As long as the peppers are uncut, they can sit on the counter without losing their heat and crispy texture (3).

  1. Rice 

Dry rice or uncooked rice does not require refrigeration. Uncooked rice is best stored in a cool, dark, and dry place, away from direct sunlight. You can go the extra mile by keeping an oxygen-absorbing packet inside the dry rice package to keep the rice dry (24).

  1. Cookies and other baked goods 

Cool air strips the cookies and brownies of their moisture. Most baked products including cakes are best stored in an air-tight container at room temperature. This does not apply if the cakes or cupcakes are frosted.

  1. Dry beans 

Just like dry rice, dry beans should not be refrigerated, according to the USDA. Even the original plastic bags of the beans are not reliable in terms of long-term storage. Dry beans are best stored in an air-tight plastic container in a cool and dark place.

  1. Salad dressing 

Unless the salad dressing contains a perishable ingredient, it can safely sit on the counter even after the bottle is opened. This applies to most oil-based dressings, such as most vinaigrettes.

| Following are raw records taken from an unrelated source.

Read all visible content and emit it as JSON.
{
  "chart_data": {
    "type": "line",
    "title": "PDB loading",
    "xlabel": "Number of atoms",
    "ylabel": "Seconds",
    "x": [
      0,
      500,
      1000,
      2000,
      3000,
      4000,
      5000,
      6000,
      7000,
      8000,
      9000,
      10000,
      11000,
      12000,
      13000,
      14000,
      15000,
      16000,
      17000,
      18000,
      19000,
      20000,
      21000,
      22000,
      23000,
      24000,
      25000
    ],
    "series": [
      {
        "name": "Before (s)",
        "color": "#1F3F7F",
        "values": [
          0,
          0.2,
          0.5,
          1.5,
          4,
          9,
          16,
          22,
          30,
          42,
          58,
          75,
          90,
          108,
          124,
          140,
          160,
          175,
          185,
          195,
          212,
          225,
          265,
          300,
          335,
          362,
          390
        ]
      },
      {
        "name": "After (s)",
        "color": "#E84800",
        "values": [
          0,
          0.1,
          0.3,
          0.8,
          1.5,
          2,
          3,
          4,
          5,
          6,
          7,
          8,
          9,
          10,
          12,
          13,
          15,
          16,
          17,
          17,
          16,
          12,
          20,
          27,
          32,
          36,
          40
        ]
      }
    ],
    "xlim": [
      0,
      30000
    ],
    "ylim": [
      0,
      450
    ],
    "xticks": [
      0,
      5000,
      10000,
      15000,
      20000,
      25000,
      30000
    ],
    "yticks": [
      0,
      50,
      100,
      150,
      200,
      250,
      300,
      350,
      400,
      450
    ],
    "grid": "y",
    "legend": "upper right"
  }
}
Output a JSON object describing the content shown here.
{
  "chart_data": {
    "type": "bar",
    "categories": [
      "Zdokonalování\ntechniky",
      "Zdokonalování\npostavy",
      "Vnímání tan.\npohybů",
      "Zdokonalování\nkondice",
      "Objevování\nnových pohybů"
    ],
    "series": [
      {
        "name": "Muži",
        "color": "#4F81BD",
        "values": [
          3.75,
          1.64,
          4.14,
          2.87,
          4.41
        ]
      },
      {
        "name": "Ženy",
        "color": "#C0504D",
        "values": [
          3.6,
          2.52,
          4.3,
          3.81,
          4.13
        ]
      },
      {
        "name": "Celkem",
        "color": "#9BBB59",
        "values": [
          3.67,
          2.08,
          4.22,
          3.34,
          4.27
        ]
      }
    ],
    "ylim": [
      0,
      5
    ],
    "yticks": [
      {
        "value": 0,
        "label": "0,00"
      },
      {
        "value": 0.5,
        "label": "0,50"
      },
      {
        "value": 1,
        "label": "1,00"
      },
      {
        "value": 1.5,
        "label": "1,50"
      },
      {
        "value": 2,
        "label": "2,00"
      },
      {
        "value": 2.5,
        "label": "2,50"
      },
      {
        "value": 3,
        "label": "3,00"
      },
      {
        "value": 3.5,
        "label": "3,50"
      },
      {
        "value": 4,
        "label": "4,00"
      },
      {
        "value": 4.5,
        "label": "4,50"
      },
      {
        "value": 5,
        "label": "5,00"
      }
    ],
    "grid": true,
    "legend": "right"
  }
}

According to the USDA, refrigeration ensures that commercial sauces and condiments stay fresh for a longer period of time. Shelf-stable commercial salad dressing is safe when stored at room temperature after opening. Quality, not safety, is the reason the labels on these products suggest that they be refrigerated after opening.

  1. Jam 

Even after opening the jar, you do not need to refrigerate jam, but it is recommended to do so, according to the USDA. As long as the jam is stored in a cool, dark, and dry place such as the cupboard or the pantry, it won’t go bad. This is because of the high concentration of the sugar in jam (25).

  1. Tropical fruits 

Tropical fruits grow in warm climates and do not do well when stored in the fridge. For optimal freshness, tropical fruits should be stored on the counter at around 50 degrees Fahrenheit (2,3).

  1. Jerky/Biltong 

Jerky is dried meat and it does not like the moist environment of the fridge. Refrigeration will make the jerky lumpy. Therefore, store your jerky at room temperature, away from mixture and sunlight. Commercially packaged jerky can be kept up to 12 months at room temperature. Properly home-made dried jerky can be stored 1 to 2 months at room temperature. Refrigeration or freezing can be used to prolong the quality of home-dried jerky (26).

  1. Pears 

The cold and dry air of the fridge strips the pears of their juiciness and damages their delicate skin. Pears may suffer chilling injury when stored in low temperatures (<45°F) (2)

  1. Papaya 

Papaya is a tropical fruit and does not like the cold refrigerator environment. The fridge stops the ripening process of papaya. Moreover, papaya tends to pick up unwanted odors from the fridge (2,3). 


In this article, we answered the question “What are the 50 foods that should never be put in the refrigerator?”